Angeles T S, Steffler C, Bartlett B A, Hudkins R L, Stephens R M, Kaplan D R, Dionne C A
Department of Cell Biology, Cephalon, Inc., 145 Brandywine Parkway, West Chester, Pennsylvania, 19380, USA.
Anal Biochem. 1996 Apr 5;236(1):49-55. doi: 10.1006/abio.1996.0130.

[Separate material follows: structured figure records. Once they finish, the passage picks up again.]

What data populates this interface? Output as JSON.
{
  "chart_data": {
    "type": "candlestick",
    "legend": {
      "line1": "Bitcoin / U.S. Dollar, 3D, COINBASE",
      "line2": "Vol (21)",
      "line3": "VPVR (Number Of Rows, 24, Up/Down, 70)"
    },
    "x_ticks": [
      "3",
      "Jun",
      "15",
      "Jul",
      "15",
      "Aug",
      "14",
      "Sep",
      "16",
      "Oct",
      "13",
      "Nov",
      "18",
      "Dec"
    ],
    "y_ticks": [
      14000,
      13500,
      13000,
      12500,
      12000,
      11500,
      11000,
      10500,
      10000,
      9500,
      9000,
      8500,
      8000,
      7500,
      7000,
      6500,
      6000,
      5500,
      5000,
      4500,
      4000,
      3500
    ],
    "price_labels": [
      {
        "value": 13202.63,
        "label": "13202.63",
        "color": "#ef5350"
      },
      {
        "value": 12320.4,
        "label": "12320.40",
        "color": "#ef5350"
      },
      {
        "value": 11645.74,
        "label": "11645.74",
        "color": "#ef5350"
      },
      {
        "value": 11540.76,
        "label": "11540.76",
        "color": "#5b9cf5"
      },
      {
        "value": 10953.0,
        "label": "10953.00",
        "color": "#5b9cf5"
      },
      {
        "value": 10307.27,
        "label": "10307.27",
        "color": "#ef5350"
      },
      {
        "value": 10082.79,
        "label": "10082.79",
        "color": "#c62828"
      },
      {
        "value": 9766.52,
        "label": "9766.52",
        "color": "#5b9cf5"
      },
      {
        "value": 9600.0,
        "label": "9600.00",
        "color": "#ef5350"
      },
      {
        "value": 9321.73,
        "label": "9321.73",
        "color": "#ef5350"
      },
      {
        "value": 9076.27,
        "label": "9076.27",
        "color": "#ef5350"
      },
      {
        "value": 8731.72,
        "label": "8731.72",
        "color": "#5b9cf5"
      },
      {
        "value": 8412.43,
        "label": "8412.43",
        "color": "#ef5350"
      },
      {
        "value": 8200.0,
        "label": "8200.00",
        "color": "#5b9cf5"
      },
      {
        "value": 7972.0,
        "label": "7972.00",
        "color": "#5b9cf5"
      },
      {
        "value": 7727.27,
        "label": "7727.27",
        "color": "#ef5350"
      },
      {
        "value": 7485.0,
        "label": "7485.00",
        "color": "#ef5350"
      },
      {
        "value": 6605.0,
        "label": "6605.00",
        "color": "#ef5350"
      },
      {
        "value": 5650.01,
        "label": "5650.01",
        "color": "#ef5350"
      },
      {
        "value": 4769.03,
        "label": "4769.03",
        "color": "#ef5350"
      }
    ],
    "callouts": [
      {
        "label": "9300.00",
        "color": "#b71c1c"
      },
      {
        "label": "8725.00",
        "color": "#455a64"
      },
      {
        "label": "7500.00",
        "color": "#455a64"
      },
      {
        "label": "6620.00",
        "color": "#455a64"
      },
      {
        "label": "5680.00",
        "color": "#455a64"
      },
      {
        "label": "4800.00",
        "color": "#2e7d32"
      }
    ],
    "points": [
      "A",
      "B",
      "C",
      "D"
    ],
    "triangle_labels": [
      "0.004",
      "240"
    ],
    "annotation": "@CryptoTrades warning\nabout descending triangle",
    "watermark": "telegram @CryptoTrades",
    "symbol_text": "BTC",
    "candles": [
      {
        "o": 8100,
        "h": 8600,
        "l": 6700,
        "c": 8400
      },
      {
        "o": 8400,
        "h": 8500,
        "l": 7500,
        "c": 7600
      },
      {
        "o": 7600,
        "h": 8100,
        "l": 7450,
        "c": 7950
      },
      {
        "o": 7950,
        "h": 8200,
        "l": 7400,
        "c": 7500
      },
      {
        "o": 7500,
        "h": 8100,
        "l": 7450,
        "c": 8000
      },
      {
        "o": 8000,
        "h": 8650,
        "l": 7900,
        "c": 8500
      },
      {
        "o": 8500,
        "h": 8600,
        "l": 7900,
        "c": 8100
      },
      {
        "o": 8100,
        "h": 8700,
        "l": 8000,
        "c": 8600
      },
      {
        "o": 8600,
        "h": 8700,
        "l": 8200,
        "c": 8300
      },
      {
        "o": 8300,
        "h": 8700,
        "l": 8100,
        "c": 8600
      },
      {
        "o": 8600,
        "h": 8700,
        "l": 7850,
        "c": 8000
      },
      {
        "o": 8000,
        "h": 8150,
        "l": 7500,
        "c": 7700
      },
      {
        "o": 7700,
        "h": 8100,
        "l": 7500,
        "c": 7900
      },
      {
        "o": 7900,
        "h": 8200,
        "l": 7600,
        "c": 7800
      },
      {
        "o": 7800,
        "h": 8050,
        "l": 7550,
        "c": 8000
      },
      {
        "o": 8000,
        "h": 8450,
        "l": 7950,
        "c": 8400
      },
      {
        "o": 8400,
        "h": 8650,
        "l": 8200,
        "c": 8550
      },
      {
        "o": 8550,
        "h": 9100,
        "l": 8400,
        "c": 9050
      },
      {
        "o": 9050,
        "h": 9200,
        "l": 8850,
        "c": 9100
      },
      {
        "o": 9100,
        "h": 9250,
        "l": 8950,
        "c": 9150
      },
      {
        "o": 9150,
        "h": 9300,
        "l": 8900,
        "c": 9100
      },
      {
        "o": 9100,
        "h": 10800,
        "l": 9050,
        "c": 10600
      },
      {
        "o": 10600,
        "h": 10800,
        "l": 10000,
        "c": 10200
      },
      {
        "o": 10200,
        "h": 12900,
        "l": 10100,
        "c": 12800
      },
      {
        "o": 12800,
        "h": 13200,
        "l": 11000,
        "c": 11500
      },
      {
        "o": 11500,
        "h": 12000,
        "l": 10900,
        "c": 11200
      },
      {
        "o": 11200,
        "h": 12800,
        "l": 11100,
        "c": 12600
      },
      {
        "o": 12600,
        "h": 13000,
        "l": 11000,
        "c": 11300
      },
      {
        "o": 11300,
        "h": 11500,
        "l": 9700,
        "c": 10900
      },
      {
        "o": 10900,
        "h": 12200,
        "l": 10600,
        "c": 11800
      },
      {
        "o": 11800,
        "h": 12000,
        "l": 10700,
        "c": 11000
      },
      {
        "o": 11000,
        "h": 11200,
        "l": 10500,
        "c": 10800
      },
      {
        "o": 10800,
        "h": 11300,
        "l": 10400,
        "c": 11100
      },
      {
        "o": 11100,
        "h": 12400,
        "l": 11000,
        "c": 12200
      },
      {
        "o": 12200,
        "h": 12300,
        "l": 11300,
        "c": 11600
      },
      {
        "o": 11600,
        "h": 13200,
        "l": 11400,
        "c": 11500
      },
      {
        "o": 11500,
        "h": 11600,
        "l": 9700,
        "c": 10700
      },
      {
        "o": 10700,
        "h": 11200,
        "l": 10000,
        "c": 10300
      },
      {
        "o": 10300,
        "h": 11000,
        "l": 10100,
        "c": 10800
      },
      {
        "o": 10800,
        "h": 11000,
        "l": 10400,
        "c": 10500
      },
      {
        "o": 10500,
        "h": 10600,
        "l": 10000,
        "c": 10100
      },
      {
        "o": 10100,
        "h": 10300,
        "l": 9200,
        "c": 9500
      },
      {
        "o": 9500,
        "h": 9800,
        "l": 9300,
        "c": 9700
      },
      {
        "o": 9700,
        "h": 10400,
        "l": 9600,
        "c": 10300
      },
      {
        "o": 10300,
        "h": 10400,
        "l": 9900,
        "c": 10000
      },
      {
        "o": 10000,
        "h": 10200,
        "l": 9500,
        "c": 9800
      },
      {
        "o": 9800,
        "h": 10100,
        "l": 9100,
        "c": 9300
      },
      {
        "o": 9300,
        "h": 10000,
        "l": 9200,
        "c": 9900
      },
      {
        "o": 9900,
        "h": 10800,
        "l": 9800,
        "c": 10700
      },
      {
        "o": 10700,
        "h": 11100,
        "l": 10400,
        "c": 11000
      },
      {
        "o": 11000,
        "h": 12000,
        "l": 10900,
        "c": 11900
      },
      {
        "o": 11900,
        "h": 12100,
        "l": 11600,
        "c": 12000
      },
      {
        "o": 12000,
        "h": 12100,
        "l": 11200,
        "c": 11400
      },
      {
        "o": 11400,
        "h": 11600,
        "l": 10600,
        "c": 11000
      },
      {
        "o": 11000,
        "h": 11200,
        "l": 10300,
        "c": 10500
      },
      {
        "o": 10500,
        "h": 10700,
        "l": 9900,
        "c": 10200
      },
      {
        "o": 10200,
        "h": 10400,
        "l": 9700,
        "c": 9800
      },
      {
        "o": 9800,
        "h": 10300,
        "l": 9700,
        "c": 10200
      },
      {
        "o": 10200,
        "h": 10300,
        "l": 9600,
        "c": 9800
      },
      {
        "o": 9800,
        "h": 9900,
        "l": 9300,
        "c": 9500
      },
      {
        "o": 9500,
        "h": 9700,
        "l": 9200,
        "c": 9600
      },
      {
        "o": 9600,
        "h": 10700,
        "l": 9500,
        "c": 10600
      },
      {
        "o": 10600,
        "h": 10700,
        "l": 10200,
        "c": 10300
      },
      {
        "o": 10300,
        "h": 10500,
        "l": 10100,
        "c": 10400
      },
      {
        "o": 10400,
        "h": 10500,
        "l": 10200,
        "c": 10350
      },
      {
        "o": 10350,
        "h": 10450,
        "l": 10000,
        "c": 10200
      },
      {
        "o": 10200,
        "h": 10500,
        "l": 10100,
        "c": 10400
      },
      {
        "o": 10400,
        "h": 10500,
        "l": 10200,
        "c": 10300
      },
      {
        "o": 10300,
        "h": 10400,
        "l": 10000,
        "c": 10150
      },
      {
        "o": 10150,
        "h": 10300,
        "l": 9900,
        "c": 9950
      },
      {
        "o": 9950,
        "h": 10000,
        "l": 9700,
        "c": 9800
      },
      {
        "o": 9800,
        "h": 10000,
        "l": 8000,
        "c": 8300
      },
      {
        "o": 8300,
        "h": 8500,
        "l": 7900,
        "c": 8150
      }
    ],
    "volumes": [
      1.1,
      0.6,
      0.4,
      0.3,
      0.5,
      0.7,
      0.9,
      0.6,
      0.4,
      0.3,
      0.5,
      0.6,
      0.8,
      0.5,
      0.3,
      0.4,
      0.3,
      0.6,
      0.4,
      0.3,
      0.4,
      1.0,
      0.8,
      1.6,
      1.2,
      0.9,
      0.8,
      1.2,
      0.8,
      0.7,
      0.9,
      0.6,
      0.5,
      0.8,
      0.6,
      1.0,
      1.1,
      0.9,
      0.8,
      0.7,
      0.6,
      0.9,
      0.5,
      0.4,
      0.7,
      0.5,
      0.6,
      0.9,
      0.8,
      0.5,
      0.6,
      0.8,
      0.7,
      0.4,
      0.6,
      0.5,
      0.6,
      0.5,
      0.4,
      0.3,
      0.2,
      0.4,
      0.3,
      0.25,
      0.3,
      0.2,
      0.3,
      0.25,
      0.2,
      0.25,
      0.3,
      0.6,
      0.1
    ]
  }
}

A 96-well microtiter enzyme-linked immunosorbent assay was developed to assay the activity of the cytoplasmic domain of trkA tyrosine kinase. The assay involves immobilization of phospholipase C- gamma/glutathione S-transferase fusion protein on a microtiter plate, addition of the kinase reaction mixture, and detection by an antibody to phosphotyrosine followed by an alkaline phosphatase-conjugated second antibody. The substrate used in this system, phospholipase C-gamma, is one of several biologically important substrates for the phosphorylation reaction of receptor-linked tyrosine kinases. The assay was then used to characterize kinase inhibitory activities of various small molecules including analogs of K-252a.
开发了一种96孔微量滴定酶联免疫吸附测定法来检测trkA酪氨酸激酶胞质结构域的活性。该测定法包括将磷脂酶C-γ/谷胱甘肽S-转移酶融合蛋白固定在微量滴定板上,加入激酶反应混合物,并通过抗磷酸酪氨酸抗体随后是碱性磷酸酶偶联的二抗进行检测。该系统中使用的底物磷脂酶C-γ是受体连接的酪氨酸激酶磷酸化反应的几种生物学重要底物之一。然后该测定法用于表征包括K-252a类似物在内的各种小分子的激酶抑制活性。